Les superficies, les sites d’implantation, les entreprises chargées de la réalisation, les délais d’exécution et la configuration détaillée des complexes de ces cinq régions n’ont pas non plus été officiellement précisés.

Moussa Moïse Sylla, architecte d’une nouvelle décentralisation culturelle

À travers ce programme, Moussa Moïse Sylla ne porte pas uniquement un chantier immobilier. Il contribue à redessiner la carte culturelle de la Guinée.

Le pays avait déjà connu, après l’indépendance, une forte territorialisation de la politique culturelle à travers les orchestres, les ballets et les ensembles artistiques régionaux. Le projet actuel ne constitue donc pas la première expérience de décentralisation culturelle de l’histoire guinéenne.
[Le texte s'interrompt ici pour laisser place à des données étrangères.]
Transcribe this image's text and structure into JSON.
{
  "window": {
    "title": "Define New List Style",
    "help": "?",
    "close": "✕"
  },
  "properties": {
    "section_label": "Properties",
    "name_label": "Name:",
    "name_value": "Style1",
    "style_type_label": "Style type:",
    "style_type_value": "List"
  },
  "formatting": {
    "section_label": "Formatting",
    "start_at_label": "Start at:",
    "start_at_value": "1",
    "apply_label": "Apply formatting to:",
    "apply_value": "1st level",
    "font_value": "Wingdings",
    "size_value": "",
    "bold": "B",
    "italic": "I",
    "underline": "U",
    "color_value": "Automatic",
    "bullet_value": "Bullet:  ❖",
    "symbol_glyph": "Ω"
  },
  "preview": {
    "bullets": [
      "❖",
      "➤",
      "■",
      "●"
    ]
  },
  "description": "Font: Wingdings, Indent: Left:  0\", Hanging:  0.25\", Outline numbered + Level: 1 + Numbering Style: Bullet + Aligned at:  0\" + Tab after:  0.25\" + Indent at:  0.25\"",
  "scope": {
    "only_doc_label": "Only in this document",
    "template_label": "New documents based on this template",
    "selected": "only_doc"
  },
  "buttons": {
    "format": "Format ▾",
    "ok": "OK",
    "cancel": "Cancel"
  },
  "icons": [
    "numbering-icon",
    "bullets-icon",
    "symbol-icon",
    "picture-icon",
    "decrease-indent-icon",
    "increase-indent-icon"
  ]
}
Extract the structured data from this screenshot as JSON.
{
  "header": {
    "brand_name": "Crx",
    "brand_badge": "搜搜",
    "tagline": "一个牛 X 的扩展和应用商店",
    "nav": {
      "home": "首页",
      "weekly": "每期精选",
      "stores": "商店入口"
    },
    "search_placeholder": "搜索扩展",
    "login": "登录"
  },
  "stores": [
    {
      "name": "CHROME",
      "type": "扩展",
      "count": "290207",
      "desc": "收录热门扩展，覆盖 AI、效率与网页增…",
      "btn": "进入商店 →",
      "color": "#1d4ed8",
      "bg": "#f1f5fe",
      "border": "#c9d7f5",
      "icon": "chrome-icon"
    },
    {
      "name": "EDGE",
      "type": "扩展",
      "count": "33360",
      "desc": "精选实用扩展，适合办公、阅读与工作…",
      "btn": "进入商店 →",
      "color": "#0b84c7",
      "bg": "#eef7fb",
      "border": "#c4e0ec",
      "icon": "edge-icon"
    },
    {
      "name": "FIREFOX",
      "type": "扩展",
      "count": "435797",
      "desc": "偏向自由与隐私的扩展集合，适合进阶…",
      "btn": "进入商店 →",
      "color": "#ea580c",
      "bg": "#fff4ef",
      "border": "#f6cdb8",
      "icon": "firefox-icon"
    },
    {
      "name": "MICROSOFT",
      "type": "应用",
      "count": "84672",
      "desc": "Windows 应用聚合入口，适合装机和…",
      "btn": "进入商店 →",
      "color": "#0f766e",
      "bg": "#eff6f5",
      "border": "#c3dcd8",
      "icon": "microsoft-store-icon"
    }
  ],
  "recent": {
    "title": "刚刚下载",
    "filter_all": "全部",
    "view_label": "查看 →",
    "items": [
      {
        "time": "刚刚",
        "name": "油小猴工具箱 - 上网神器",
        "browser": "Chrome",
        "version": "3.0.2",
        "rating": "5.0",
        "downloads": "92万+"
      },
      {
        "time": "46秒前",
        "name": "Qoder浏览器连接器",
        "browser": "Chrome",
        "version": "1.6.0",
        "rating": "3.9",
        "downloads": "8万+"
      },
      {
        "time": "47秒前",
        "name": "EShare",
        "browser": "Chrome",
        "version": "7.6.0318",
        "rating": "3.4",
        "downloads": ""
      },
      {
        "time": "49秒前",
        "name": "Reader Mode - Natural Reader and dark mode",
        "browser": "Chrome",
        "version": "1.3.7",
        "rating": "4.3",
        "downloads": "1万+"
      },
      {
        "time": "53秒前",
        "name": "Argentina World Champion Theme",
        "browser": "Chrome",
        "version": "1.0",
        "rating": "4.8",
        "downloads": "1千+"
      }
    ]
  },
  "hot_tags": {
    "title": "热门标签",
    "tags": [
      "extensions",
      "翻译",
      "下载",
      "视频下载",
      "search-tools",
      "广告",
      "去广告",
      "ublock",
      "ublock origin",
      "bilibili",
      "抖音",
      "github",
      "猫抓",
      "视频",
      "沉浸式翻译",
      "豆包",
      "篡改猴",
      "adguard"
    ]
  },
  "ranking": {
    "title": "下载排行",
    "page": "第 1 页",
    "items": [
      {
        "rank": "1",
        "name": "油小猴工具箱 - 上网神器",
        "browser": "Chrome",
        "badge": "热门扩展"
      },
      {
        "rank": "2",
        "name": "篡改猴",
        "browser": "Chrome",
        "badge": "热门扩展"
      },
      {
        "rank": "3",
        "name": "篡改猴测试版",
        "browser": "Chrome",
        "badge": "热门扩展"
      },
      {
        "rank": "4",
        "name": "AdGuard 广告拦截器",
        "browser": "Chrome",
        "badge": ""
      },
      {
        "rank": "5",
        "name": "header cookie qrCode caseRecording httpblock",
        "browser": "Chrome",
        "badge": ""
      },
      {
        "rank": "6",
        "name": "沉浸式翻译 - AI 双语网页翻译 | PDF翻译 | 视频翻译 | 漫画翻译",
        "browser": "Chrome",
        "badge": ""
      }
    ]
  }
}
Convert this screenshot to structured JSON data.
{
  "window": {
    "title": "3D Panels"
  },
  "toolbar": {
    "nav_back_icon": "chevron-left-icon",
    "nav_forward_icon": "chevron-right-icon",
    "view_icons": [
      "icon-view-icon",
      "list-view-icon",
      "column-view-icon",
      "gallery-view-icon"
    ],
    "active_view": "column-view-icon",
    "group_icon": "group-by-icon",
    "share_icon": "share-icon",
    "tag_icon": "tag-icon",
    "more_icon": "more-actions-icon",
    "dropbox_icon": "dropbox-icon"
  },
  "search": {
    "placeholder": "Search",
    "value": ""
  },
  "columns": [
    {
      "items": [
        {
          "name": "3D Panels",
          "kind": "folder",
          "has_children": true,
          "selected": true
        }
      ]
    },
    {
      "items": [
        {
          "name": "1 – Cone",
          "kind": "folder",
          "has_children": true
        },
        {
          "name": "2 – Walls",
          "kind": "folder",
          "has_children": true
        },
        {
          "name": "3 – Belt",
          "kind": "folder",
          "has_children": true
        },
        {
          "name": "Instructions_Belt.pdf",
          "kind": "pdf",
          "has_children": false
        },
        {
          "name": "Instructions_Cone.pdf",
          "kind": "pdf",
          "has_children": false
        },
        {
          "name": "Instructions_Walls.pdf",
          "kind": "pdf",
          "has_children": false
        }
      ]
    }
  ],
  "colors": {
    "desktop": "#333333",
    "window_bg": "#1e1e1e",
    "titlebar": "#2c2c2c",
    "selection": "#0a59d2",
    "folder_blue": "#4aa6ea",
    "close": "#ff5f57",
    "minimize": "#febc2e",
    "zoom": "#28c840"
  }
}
Il représente néanmoins, pour la première fois depuis plusieurs décennies, une tentative de construire simultanément un réseau moderne de musées et de centres culturels couvrant les huit régions administratives.

La portée du programme réside précisément dans cette ambition systémique de relier patrimoine, recherche, éducation, création, tourisme et entrepreneuriat culturel au sein d’institutions permanentes.

 

Alpha Camara pour CAURI.INFO, le média des cultures et des richesses créatives.